23/03/2012 06:39 GMT | Updated 23/05/2012 06:12 BST

You Can't Be a Little Bit Equal?

Last Friday evening I, along with Katy B and Emeli Sande, performed at EQUALS Live. The show was part of the WOW Festival; a night hosted by EQUALS and Annie Lennox at the Royal Festival Hall. As well as the excitement of performing with these artists and the legendary Annie Lennox, I was also particularly honoured, for a more personal reason, to act as a spokesperson for EQUALS and all the amazing charities that it supports and promotes.

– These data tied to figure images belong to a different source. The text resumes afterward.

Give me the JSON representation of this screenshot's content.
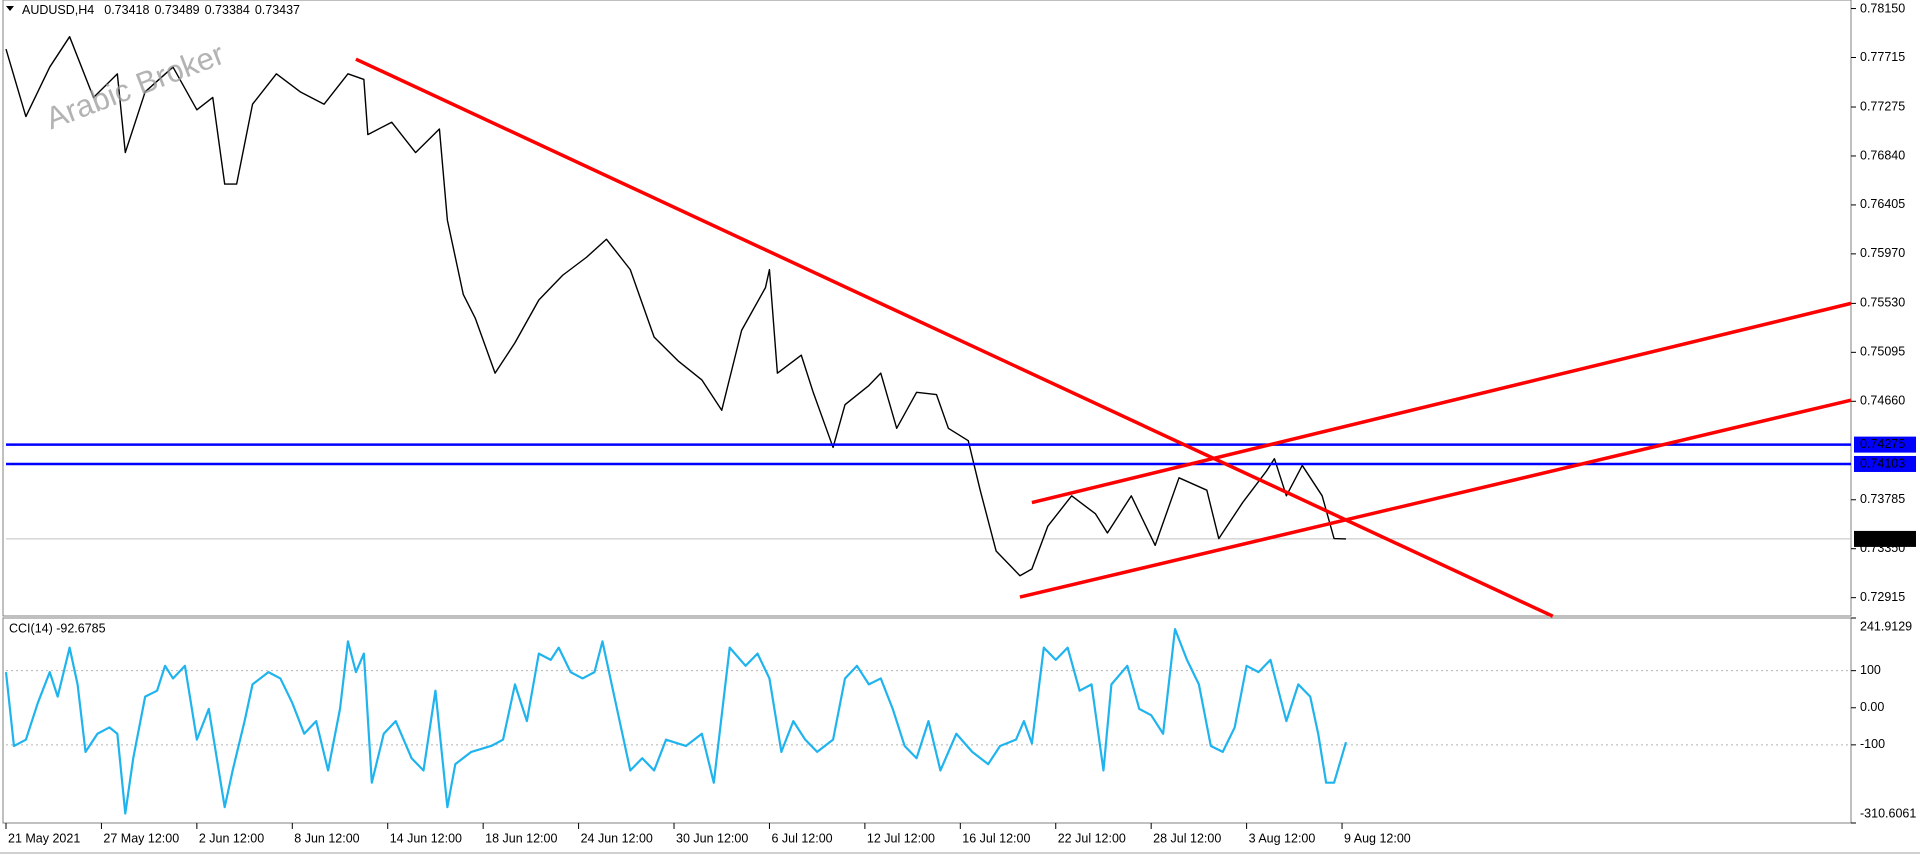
{
  "chart_data": [
    {
      "type": "line",
      "symbol": "AUDUSD,H4",
      "header_values": [
        0.73418,
        0.73489,
        0.73384,
        0.73437
      ],
      "watermark": "Arabic Broker",
      "x": [
        0,
        5,
        11,
        16,
        22,
        28,
        30,
        35,
        42,
        48,
        52,
        55,
        58,
        62,
        68,
        74,
        80,
        86,
        90,
        91,
        97,
        103,
        109,
        111,
        115,
        118,
        123,
        128,
        134,
        140,
        146,
        151,
        157,
        163,
        169,
        175,
        180,
        185,
        191,
        192,
        194,
        200,
        203,
        208,
        211,
        217,
        220,
        224,
        229,
        234,
        237,
        242,
        245,
        249,
        255,
        258,
        262,
        268,
        274,
        277,
        283,
        289,
        295,
        302,
        305,
        311,
        317,
        319,
        322,
        326,
        331,
        334,
        337
      ],
      "series": [
        {
          "color": "#000000",
          "values": [
            0.7779,
            0.7719,
            0.7763,
            0.779,
            0.7736,
            0.7757,
            0.7687,
            0.7741,
            0.7763,
            0.7725,
            0.7736,
            0.7659,
            0.7659,
            0.773,
            0.7757,
            0.7741,
            0.773,
            0.7757,
            0.7752,
            0.7703,
            0.7714,
            0.7687,
            0.7708,
            0.7627,
            0.7561,
            0.754,
            0.7491,
            0.7518,
            0.7556,
            0.7578,
            0.7594,
            0.761,
            0.7583,
            0.7523,
            0.7502,
            0.7485,
            0.7458,
            0.7529,
            0.7567,
            0.7583,
            0.7491,
            0.7507,
            0.7474,
            0.7425,
            0.7463,
            0.748,
            0.7491,
            0.7442,
            0.7474,
            0.7472,
            0.7442,
            0.7431,
            0.7387,
            0.7333,
            0.7311,
            0.7317,
            0.7355,
            0.7382,
            0.7366,
            0.7349,
            0.7382,
            0.7338,
            0.7398,
            0.7387,
            0.7344,
            0.7376,
            0.7404,
            0.7415,
            0.7382,
            0.7409,
            0.7382,
            0.7344,
            0.73437
          ]
        }
      ],
      "xlim": [
        0,
        464
      ],
      "ylim": [
        0.72752,
        0.78226
      ],
      "yticks": [
        {
          "value": 0.7815,
          "label": "0.78150"
        },
        0.77715,
        0.77275,
        {
          "value": 0.7684,
          "label": "0.76840"
        },
        0.76405,
        {
          "value": 0.7597,
          "label": "0.75970"
        },
        {
          "value": 0.7553,
          "label": "0.75530"
        },
        0.75095,
        {
          "value": 0.7466,
          "label": "0.74660"
        },
        0.73785,
        {
          "value": 0.7335,
          "label": "0.73350"
        },
        0.72915
      ],
      "hlines": [
        {
          "value": 0.74275,
          "color": "#0000ff"
        },
        {
          "value": 0.74103,
          "color": "#0000ff"
        }
      ],
      "current_price": {
        "value": 0.73437,
        "color": "#c0c0c0"
      },
      "trendlines": [
        {
          "color": "#ff0000",
          "x": [
            88,
            389
          ],
          "values": [
            0.777,
            0.7275
          ]
        },
        {
          "color": "#ff0000",
          "x": [
            258,
            464
          ],
          "values": [
            0.7376,
            0.7553
          ]
        },
        {
          "color": "#ff0000",
          "x": [
            255,
            464
          ],
          "values": [
            0.7292,
            0.7467
          ]
        }
      ]
    },
    {
      "type": "line",
      "title": "CCI(14) -92.6785",
      "x": [
        0,
        2,
        5,
        8,
        11,
        13,
        16,
        18,
        20,
        23,
        26,
        28,
        30,
        32,
        35,
        38,
        40,
        42,
        45,
        48,
        51,
        55,
        57,
        60,
        62,
        66,
        69,
        72,
        75,
        78,
        81,
        84,
        86,
        88,
        90,
        92,
        95,
        98,
        102,
        105,
        108,
        111,
        113,
        117,
        122,
        125,
        128,
        131,
        134,
        137,
        139,
        142,
        145,
        148,
        150,
        154,
        157,
        160,
        163,
        166,
        171,
        175,
        178,
        182,
        186,
        189,
        192,
        195,
        198,
        201,
        204,
        208,
        211,
        214,
        217,
        220,
        223,
        226,
        229,
        232,
        235,
        239,
        243,
        247,
        250,
        254,
        256,
        258,
        261,
        264,
        267,
        270,
        273,
        276,
        278,
        282,
        285,
        288,
        291,
        294,
        297,
        300,
        303,
        306,
        309,
        312,
        315,
        318,
        322,
        325,
        328,
        330,
        332,
        334,
        337
      ],
      "series": [
        {
          "color": "#1fb4ee",
          "values": [
            96,
            -103,
            -86,
            13,
            96,
            30,
            162,
            63,
            -119,
            -70,
            -53,
            -70,
            -285,
            -136,
            30,
            46,
            113,
            79,
            113,
            -86,
            -3,
            -268,
            -169,
            -36,
            63,
            96,
            79,
            13,
            -70,
            -36,
            -169,
            -3,
            179,
            96,
            146,
            -202,
            -70,
            -36,
            -136,
            -169,
            46,
            -268,
            -152,
            -119,
            -103,
            -86,
            63,
            -36,
            146,
            129,
            162,
            96,
            79,
            96,
            179,
            -20,
            -169,
            -136,
            -169,
            -86,
            -103,
            -70,
            -202,
            162,
            113,
            146,
            79,
            -119,
            -36,
            -86,
            -119,
            -86,
            79,
            113,
            63,
            79,
            -3,
            -103,
            -136,
            -36,
            -169,
            -70,
            -119,
            -152,
            -103,
            -86,
            -36,
            -96,
            162,
            129,
            162,
            46,
            63,
            -169,
            63,
            113,
            -3,
            -20,
            -70,
            212,
            129,
            63,
            -103,
            -119,
            -53,
            113,
            96,
            129,
            -36,
            63,
            30,
            -70,
            -202,
            -202,
            -92.6785
          ]
        }
      ],
      "xlim": [
        0,
        464
      ],
      "ylim": [
        -310.6061,
        241.9129
      ],
      "yticks": [
        241.9129,
        100,
        {
          "value": 0,
          "label": "0.00"
        },
        -100,
        -310.6061
      ],
      "levels": [
        100,
        -100
      ],
      "xticks": [
        {
          "value": 0,
          "label": "21 May 2021"
        },
        {
          "value": 24,
          "label": "27 May 12:00"
        },
        {
          "value": 48,
          "label": "2 Jun 12:00"
        },
        {
          "value": 72,
          "label": "8 Jun 12:00"
        },
        {
          "value": 96,
          "label": "14 Jun 12:00"
        },
        {
          "value": 120,
          "label": "18 Jun 12:00"
        },
        {
          "value": 144,
          "label": "24 Jun 12:00"
        },
        {
          "value": 168,
          "label": "30 Jun 12:00"
        },
        {
          "value": 192,
          "label": "6 Jul 12:00"
        },
        {
          "value": 216,
          "label": "12 Jul 12:00"
        },
        {
          "value": 240,
          "label": "16 Jul 12:00"
        },
        {
          "value": 264,
          "label": "22 Jul 12:00"
        },
        {
          "value": 288,
          "label": "28 Jul 12:00"
        },
        {
          "value": 312,
          "label": "3 Aug 12:00"
        },
        {
          "value": 336,
          "label": "9 Aug 12:00"
        }
      ]
    }
  ]
}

Before I became a full-time singer and songwriter, I worked for a women's charity in Camden Town called 'Women + Health' as a Holistic Massage Therapist. 'Women + Health' is a women's only centre comprised of a team of complementary therapists and counsellors working to support the most vulnerable women in the borough from a state of crisis back to a state of well-being, at prices determined according to the means of each client.

I was also lucky to work as part of their 'Out-reach' projects in Somers Town and Kilburn (to name a couple) to Bengali women who are sole carers of children with a physical or mental disability. These women care for their children often with little or no respite.

Unforgivably, the UK government has recently cut funding for these projects (as it has for many of the other services that sit on the frontline of supporting women in this country), which means that these outreach projects, along with many of the other specifically targeted programmes initiated by 'Women + Health', are no longer available.

Within the centre itself, the spectrum of crisis with the women I treated each week was very broad indeed; experiences ranged from exhaustion, to chronic post-natal depression, to domestic violence to the trauma experienced as a result of bodily disfigurement. The kind of work I did with each client was incredibly varied and always determined by their very specific, emotional and physical needs. One woman I treated for nearly a year had been so chronically depressed after the birth of her baby, that she had been suicidal, a state exacerbated by a series of mis-diagnoses as none of the doctors she had seen would diagnose her with post-natal depression.

Another woman I treated was so deeply traumatised after years of domestic abuse that, at first, although she had come to me for massage, in fact all she wanted was for me to place my hands gently on her arms and hands; any more was just too overwhelming as she was not yet able to disassociate touch with violation. This process was one of physical and emotional rehabilitation; redefining her personal space as something that was her own, something that she was in control of; re-defining touch as something that was safe and reassuring, not something that was only designed to hurt and abuse her.

Though all so different in the details of their experience, one thing bound all these women together: the living fact that they experience their inequality every day. The experiential spectrum of inequality is so broad in this country alone. For many, it may be the way they feel about themselves - the unspoken, internal dialogue they have, that never allows them to reach their full potential; depression, anxiety, or trauma.

For others, the manifestations are of both internal and physical scars: female genital mutilation, maternal mortality and, most commonly, domestic violence where, without intervention, for many of the daughters of the women privy to the violence afflicted on their mother - and invariably to themselves - the wheels of the cycle of abuse are already very much in motion.

When you zone in on the bigger picture of faceless statistics, and focus into the microcosms of individual lives, real-life daily and hourly experiences, inequality is a perpetuating reality for millions of women in this country and, of course, throughout the whole of the world.

In a society where, though imperfect in many ways, we are some of the freest people on the planet, there is a common misconception, especially in the younger generation of girls and young women, that we now live in a 'post-feminist' era and that the job of feminists was done back in the 60s and 70s. Call me an idealist, but I like to believe that this can only be down to poor education. I don't believe any woman, young or older, could not want to live in a world where all women, including herself, could realise her full potential, free from a predefined notion of what she can or should be. As Annie Lennox so rightly pointed out at EQUALS Live on Friday, men can be feminists too!

I feel so very strongly that it is our job, as women and men of the next generation, to continue the work of the women that have worked uncompromisingly before us, until equality is something that is experienced by all women. Although it is so important to celebrate our freedoms, it's also equally as important to continue to strive for equality in its truest form. Equality is not something that is experienced in part measures. You can't be 'a little bit equal'. Either you're equal, or you're not.

Although Progress is about struggle - it's also about reflection, and celebration, and the EQUALS Live concert at the WOW Festival on Friday was such a powerful and brilliant way of doing that. So on that note, I'd just like to say a HUGE thank you to Equals Live and Annie Lennox for asking me to perform, and also the amazing audience that came out to show their support too.

So, while 40 years after the Equal Pay Act, women are still paid on average 15% less than men for the same work, while so many women, like some of those I treated at Women + Health, are still living in daily fear from domestic violence, and while, this government is making unforgivable cuts to the services like 'Women + Health' that provide support and refuge for these women, the job of feminists is very far from done. This collective weight of support needs to be applied as much now, as it ever did.